Lets take an example of three compilation units, A, B, and C, and look how C/C++ and Rust build systems manage those.
Suppose both B and C depend on A such that in C/C++ they are files a.c, b.c and c.c, including A’s header, and in Rust, they are crates a, b and c, where b and c do extern crate a;
, also specifying a in their Cargo.toml
.
Now what happens when you compile the three compilation units on a 4 core machine?
In the C/C++ world, make
launches 3 subprocesses simultaneously, and the compilation ends as fast as the slowest crates needs for compilation.
In the Rust world, cargo
launches one rust instance to compile a
, waiting for it to finish before it starts compilation of b
and c
simultaneously.
This means that Rust is having worse parallelism here.
In the C/C++ world, you don’t need anything else than the headers to depend on some compilation unit. Isn’t something similar true for Rust as well? In Rust too you should only need the type/struct/enum/trait definitions, the (pub) function declarations, stuff like reexports, the macro source code, and the constant definitions of its dependencies to compile a crate, no? All this stuff should already be available before LLVM codegen, maybe even before MIR is available, no?

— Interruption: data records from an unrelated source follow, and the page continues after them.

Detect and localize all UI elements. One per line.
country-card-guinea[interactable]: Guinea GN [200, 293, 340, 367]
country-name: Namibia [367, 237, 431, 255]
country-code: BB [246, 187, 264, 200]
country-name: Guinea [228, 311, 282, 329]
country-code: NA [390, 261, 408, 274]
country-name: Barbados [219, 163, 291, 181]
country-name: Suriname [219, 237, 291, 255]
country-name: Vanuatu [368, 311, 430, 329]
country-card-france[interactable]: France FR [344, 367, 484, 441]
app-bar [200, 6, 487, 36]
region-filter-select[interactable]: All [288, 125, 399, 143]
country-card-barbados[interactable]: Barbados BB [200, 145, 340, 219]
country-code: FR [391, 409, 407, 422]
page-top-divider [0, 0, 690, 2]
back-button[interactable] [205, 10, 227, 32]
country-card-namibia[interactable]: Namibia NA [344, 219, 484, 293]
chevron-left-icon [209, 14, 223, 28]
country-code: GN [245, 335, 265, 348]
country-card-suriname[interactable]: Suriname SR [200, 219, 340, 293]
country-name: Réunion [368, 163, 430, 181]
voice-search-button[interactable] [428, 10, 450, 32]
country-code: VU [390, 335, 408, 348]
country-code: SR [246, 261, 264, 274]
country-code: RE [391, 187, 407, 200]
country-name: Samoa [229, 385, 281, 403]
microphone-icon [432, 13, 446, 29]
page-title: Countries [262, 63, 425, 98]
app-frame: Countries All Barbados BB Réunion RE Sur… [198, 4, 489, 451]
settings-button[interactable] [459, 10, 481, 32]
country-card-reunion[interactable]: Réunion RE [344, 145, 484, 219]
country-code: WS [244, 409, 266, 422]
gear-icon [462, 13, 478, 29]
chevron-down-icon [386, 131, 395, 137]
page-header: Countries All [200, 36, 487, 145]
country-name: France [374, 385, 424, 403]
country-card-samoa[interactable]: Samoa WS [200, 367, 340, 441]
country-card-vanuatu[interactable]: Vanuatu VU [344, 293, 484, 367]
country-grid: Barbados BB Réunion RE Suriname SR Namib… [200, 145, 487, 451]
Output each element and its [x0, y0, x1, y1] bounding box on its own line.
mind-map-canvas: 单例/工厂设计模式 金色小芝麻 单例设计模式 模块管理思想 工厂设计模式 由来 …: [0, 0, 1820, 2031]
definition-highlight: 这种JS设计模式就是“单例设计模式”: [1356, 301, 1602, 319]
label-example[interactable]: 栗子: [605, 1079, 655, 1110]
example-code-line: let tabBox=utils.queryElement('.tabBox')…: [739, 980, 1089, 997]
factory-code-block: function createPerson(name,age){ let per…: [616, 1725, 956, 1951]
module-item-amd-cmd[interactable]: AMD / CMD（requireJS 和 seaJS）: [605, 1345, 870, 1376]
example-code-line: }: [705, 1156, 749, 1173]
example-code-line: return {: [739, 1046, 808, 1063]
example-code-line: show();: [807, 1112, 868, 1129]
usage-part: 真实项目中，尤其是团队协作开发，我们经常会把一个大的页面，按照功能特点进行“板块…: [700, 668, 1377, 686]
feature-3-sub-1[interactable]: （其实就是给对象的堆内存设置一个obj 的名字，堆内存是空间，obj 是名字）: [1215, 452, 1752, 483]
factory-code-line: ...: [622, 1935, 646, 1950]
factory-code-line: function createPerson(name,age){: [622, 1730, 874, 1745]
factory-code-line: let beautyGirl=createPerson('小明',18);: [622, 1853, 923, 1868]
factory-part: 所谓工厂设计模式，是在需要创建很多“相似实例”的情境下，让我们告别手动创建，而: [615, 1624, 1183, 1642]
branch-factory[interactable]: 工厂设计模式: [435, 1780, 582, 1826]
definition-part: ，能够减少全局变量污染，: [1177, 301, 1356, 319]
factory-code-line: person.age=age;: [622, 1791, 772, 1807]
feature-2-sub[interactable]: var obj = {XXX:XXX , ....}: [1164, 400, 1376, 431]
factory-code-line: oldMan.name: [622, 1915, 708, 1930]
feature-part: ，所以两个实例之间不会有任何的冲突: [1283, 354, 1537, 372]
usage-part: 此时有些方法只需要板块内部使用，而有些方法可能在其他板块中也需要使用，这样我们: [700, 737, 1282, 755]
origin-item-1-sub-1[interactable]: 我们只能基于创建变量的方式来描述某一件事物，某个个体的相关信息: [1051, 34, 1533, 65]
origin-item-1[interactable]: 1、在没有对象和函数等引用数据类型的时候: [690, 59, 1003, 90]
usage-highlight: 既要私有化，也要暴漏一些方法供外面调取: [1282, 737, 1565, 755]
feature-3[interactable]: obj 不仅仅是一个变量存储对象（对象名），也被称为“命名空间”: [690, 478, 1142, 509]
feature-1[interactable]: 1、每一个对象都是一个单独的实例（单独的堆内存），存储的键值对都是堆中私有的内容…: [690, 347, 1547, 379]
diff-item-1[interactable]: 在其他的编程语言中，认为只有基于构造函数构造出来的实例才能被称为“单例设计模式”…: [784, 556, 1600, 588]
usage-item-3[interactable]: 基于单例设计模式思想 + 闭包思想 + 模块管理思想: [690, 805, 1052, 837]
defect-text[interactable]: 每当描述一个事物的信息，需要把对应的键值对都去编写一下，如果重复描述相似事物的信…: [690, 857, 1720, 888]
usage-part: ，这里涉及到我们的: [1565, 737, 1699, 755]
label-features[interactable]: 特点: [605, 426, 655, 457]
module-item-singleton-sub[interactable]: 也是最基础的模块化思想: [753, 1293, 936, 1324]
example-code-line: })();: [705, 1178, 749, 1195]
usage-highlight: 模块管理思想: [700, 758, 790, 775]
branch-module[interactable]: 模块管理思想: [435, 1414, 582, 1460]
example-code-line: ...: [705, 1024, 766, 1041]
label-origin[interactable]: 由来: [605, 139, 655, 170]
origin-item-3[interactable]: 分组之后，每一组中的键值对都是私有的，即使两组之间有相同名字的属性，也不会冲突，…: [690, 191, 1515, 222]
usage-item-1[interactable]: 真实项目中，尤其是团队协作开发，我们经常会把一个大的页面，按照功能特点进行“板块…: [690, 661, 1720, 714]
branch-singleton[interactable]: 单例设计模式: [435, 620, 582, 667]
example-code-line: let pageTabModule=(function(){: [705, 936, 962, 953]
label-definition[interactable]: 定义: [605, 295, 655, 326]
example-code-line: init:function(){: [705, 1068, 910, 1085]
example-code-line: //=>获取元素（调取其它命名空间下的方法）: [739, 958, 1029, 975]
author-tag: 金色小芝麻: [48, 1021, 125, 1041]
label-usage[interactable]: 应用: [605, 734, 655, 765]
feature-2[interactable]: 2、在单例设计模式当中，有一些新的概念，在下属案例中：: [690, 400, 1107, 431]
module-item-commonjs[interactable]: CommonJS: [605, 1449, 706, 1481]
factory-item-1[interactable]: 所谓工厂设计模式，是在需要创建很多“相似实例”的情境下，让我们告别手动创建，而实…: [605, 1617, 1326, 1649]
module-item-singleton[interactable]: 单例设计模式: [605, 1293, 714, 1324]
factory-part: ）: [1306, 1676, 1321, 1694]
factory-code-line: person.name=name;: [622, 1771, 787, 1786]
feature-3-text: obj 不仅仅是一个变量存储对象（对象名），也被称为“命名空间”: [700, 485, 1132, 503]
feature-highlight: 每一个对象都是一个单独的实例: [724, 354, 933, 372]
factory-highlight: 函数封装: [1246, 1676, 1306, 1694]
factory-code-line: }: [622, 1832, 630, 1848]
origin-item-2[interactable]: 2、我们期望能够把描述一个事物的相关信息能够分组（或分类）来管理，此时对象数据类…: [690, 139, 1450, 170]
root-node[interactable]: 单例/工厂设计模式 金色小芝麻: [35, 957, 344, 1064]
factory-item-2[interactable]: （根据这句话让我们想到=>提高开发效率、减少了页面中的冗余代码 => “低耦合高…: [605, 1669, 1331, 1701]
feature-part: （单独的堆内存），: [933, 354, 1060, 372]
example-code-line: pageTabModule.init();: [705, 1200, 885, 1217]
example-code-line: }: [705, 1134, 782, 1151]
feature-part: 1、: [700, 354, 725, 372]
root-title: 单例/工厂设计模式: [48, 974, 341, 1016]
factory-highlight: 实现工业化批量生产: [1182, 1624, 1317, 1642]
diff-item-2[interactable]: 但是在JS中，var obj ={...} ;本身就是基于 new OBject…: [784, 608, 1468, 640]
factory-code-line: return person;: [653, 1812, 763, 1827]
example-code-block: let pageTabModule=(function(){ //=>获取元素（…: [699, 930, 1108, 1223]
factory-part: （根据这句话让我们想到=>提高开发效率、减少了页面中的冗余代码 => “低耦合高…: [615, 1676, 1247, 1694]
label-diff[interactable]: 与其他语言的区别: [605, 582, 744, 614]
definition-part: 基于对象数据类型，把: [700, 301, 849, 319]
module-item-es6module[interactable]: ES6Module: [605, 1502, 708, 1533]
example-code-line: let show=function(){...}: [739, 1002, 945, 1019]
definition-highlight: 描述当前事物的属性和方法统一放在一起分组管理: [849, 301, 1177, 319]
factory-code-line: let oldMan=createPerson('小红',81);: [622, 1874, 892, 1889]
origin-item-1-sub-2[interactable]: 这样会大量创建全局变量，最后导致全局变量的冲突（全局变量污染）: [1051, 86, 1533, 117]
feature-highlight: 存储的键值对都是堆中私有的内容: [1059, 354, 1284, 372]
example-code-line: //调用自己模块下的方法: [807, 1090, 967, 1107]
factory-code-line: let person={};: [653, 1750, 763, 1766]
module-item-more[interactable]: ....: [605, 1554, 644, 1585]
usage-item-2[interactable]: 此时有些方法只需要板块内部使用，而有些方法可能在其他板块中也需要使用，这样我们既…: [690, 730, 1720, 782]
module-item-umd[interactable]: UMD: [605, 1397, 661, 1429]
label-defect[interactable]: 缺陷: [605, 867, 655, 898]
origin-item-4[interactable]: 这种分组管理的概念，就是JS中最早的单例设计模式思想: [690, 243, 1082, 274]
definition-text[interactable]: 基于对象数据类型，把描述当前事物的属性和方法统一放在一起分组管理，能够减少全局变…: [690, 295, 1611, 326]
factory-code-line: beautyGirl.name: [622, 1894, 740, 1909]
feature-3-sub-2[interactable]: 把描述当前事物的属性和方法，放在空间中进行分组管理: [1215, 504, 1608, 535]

For the scope of this thread, I’d like to call this info “header info”, just like the headers in C/C++.
If this is the case, I’d like to propose:
- A mode for rustc where it dumps the “header info” for a crate in a binary format
- Augmenting rustc to read that “header info” of its dependencies and use it for compilation
- Changing cargo to split up the compilation of each crate into those two steps. This will lead to much greater parallelism in the dependency graph, as only the (comparatively lightweight) “header info” steps are dependent on each other, the later steps only depend on their respective “header info” steps to be done.
Advantages
- The builds now execute in parallel to a higher degree. This should lead to faster builds from scratch of multi crate systems
Drawbacks
- for smaller crates, this might actually be harmful as there is some overhead in starting new processes, generating the “header info”, and parsing the source code multiple times. Of course, this can be somewhat alleviated by storing some intermediate results on disk that can be reused in the second step…
- new feature = more complexity, etc etc
- This is somewhat less useful once cargo build caches are available, but this feature is still useful e.g. when you have no internet, lots of private code, non-mainstream platforms, or are working on the compiler (note how everything waits for the
rustc
crate to be compiled).
Unresolved questions
- Will this approach actually work? Maybe some info about dependencies is required that is only available after LLVM codegen has happened?
- Maybe some earlier representations can be used instead? The more of the compilation that can be put into the second stage, the more will be parallelize-able.